La politique de l’emploi relève essentiellement des Etats membres. En la matière, les compétences de l’UE sont donc limitées mais les institutions européennes peuvent émettre des recommandations que les gouvernements nationaux sont libres de suivre ou non. La Garantie pour la jeunesse, dispositif phare de la lutte contre le chômage des jeunes en Europe, a ainsi été adoptée par le Conseil en avril 2013, sur proposition de la Commission européenne. Sur une nouvelle proposition de cette dernière en juillet 2020, les Etats membres ont souscrit aux objectifs de la Garantie renforcée pour la jeunesse, laquelle étend notamment l’âge des bénéficiaires.

Avec ce dispositif, les pays de l’UE se sont engagés à garantir à tout jeune de moins de 25 ans, puis de moins de 30 ans à partir d’octobre 2020, une offre d’emploi, de formation continue, d’apprentissage ou de stage dans les quatre mois qui suivent la perte de son emploi ou la fin de ses études. La Garantie pour la jeunesse est en grande partie financée par l’Initiative pour l’emploi des jeunes (IEJ), instrument financier aussi initié en 2013, dont le budget était de 8,8 milliards d’euros pour la période 2014-2020. Dans le cadre de la programmation budgétaire européenne 2021-2027, les mesures de soutien à l’emploi des jeunes seront également financées via le plan de relance Next Generation EU, lequel sera complété par le Fonds social européen +. En France, la Garantie renforcée pour la jeunesse est mise en place à travers le dispositif Garantie jeunes. Les jeunes intéressés doivent s’adresser à la mission locale de leur lieu de résidence.

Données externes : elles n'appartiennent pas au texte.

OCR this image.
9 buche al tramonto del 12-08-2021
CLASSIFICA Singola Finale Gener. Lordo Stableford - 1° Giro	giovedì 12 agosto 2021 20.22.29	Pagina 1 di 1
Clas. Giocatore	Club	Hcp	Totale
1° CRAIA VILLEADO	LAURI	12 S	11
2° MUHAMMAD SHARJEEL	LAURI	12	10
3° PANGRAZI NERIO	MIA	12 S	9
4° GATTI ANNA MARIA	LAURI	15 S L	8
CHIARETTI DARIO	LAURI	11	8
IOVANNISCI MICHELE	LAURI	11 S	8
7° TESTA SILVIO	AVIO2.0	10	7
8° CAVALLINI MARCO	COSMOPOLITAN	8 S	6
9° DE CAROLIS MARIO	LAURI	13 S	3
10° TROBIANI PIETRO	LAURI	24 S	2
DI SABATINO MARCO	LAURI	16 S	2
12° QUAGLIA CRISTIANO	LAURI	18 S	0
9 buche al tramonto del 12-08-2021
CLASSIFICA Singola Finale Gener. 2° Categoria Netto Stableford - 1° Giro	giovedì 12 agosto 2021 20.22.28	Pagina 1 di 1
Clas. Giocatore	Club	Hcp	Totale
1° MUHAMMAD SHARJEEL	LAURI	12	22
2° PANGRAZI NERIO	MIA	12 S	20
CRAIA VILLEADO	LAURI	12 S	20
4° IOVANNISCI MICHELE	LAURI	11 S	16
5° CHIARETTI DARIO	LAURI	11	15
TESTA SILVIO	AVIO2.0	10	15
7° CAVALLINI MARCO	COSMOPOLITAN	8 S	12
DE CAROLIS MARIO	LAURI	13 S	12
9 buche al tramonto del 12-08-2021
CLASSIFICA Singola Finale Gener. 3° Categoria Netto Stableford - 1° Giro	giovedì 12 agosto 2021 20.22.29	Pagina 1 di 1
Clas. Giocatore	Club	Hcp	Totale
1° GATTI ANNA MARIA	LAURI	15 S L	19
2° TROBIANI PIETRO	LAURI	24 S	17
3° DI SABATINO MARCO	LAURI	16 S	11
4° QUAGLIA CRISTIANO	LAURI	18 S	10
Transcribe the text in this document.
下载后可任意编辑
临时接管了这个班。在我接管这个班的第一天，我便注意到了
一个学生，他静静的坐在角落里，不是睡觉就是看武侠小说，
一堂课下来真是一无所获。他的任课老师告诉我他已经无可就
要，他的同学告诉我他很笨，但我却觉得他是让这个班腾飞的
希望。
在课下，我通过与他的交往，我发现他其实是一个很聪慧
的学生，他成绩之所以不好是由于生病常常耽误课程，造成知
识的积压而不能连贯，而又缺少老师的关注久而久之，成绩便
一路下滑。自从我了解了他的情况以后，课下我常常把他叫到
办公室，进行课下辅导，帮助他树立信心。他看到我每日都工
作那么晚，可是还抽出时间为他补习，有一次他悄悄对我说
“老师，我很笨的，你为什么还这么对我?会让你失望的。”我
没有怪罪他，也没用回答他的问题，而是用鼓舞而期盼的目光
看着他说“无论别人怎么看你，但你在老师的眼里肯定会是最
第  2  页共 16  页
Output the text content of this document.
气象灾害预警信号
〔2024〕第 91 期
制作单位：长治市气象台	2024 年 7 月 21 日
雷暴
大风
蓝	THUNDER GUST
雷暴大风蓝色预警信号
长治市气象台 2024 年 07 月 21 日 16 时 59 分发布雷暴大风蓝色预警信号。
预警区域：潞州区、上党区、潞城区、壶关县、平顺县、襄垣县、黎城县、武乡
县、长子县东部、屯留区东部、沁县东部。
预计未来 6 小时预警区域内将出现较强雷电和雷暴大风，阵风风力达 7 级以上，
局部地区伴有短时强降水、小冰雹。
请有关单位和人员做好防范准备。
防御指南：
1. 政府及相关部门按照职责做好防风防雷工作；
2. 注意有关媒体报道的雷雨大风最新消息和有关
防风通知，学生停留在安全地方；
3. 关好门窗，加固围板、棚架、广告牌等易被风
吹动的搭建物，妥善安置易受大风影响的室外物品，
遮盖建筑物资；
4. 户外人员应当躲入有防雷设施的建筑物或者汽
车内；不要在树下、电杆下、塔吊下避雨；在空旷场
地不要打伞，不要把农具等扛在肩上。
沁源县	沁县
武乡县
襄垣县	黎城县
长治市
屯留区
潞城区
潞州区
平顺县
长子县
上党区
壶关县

Depuis la création de la Garantie pour la jeunesse, plus de 24 millions de jeunes Européens y ayant fait appel par les dispositifs nationaux ont accepté une offre d’emploi, de stage, d’apprentissage ou de formation continue, indique le site de la Commission européenne. Mais l’action de l’UE en termes d’insertion des jeunes sur le marché du travail ne se limite pas à la Garantie pour la jeunesse. En matière d’apprentissage, par exemple, l’Alliance européenne pour l’apprentissage (EAfA) a été lancée en 2013. Cette plateforme met en relation des acteurs, gouvernementaux et professionnels notamment, du monde de l’apprentissage afin qu’ils échangent les meilleures pratiques en ce domaine. Selon l’exécutif européen, fin 2020, l’Alliance avait depuis sa mise en place fortement contribué à la création de 900 000 postes d’apprentissage.

En juillet 2020, la Commission européenne a procédé au renouvellement de l’EAfA et défini 6 nouvelles priorités structurantes, telles que l’internationalisation de la formation professionnelle, l’égalité hommes-femmes ou encore l’inclusion sociale.

Au-delà de ces mesures européennes, la Commission souhaite que les Etats membres consacrent 22 milliards d’euros issus des fonds européens, que ce soit du plan de relance Next Generation EU ou du budget 2021-2027, à des mesures en soutien à l’emploi des jeunes.